For Dr. Marc Moss, the day begins before 7 a.m. Time for rounds.

These are anxious weeks again in the intensive care unit at UCHealth University of Colorado Hospital, where Moss works. After a decline in patients earlier this summer that the hospital’s doctors and nurses had hoped signaled the effective end of the coronavirus pandemic, the number of people in the unit sick with COVID-19 is rising again.

That means Moss and his colleagues need to spend more of their day putting on and taking off the now-familiar layers of protective gear necessary for working in highly infectious patients’ rooms. It means more time watching the data coming from sensitive monitoring gear, looking for clues whether a patient is getting better or worse. It means renewed worry about what lies ahead and when the current wave of patients will crest.

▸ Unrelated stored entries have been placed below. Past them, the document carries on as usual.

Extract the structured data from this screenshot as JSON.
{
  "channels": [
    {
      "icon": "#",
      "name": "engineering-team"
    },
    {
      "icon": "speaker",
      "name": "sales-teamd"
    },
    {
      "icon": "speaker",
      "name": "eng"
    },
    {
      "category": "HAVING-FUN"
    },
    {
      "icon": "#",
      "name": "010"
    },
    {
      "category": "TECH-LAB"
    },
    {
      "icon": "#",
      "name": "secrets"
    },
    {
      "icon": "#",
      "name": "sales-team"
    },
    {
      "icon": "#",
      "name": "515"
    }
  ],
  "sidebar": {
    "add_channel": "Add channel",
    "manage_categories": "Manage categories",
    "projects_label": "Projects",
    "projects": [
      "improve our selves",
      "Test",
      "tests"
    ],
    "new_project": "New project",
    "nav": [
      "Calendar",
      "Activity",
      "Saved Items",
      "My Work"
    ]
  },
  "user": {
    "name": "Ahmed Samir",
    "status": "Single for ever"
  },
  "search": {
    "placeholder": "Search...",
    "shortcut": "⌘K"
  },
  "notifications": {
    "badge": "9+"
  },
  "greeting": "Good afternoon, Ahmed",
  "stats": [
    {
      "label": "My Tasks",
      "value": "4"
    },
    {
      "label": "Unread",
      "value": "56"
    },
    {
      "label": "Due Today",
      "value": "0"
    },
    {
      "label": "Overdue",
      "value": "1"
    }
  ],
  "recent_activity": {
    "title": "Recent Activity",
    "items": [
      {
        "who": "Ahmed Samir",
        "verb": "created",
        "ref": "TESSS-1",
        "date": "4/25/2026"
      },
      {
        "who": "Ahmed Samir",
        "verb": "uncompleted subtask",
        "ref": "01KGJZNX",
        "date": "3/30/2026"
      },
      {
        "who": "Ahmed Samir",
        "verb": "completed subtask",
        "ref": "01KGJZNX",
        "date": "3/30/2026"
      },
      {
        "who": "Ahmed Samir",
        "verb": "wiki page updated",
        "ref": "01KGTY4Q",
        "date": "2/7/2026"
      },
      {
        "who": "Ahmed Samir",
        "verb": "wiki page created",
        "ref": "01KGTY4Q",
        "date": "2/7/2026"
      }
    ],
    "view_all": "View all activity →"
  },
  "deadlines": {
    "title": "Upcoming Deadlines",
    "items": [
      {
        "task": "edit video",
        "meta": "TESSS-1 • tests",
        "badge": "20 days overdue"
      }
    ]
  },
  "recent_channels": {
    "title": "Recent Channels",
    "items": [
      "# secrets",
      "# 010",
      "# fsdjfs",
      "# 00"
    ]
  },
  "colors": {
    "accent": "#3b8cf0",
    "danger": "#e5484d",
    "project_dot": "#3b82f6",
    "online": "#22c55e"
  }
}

“The concern is, will they increase enough to stress the system?” Moss said.

But, something is also different this time.

There are conversations with patients and their families about the importance of vaccination — and about regrets from patients who are unvaccinated and now find themselves facing the possibility of being placed on a ventilator.

“What we hear a lot is they didn’t realize how serious it was,” Moss said. “They wished they had taken care of things earlier. They feel bad about the decisions they made in the past of not getting vaccinated.”

And, in a calm manner honed over a career of treating people on the edge of medical catastrophe, Moss says to them warmly: “You can’t change the past. Let’s just focus on the present and seeing what we can do to take care of you now.”

“That’s like Life 101,” Moss said.

Dr. Marc Moss, ICU doctor at UCHealth University of Colorado Hospital, poses for a portrait on Monday, August 16, 2021 in Aurora. (Olivia Sun, The Colorado Sun)

But, for the health care workers on the front lines of the pandemic, it is also a special kind of exhausting. For nearly 19 months, they have toiled in the fight against COVID-19, learning more about the enemy, improving their treatment methods, getting better at saving lives. Through four distinct waves of hospitalizations, they have seen their ICUs swell with patients and held the hands of some of those patients as they died.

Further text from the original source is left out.